In wheat, septoria pressure remains low, whilst on susceptible varieties yellow rust and mildew remain the dominant diseases. On the better crops planned T2 fungicide sprays (full flag leaf) using the new SDHI chemistry are popular. Whilst on poorer crops growers and agronomists are juggling continued disease protection with a realistic spend according to disease susceptibility and crop potential. On the large area of yellow rust susceptible varieties, fungicide timing remains crucial and avoid stretching the spray interval beyond three weeks.

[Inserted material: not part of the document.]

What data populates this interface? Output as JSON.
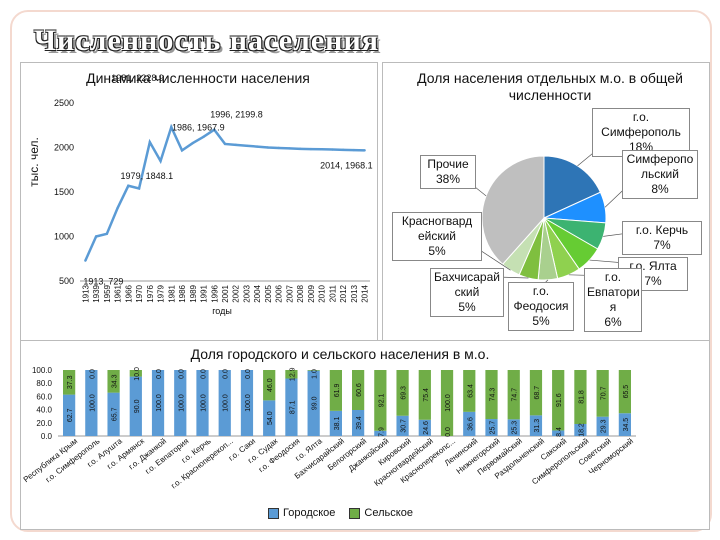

As forward wheats are at mid-booting it is time to consider orange blossom midge. Already midges have been caught in traps; pupation has been triggered by warm soil temperatures despite the drought. Stressed crops are racing through the susceptible growth stages from boot splitting to flowering and therefore some may escape the main flush of midge. But, remain vigilant and be ready to protect susceptible crops as required.
Bean crops are very short and flowering (that will not please the combine driver!). Generally they are free of disease, but reports of chocolate spot are occurring where showers or frost damage have occurred. Monitor crops and make sure they are protected before or at the first signs of disease.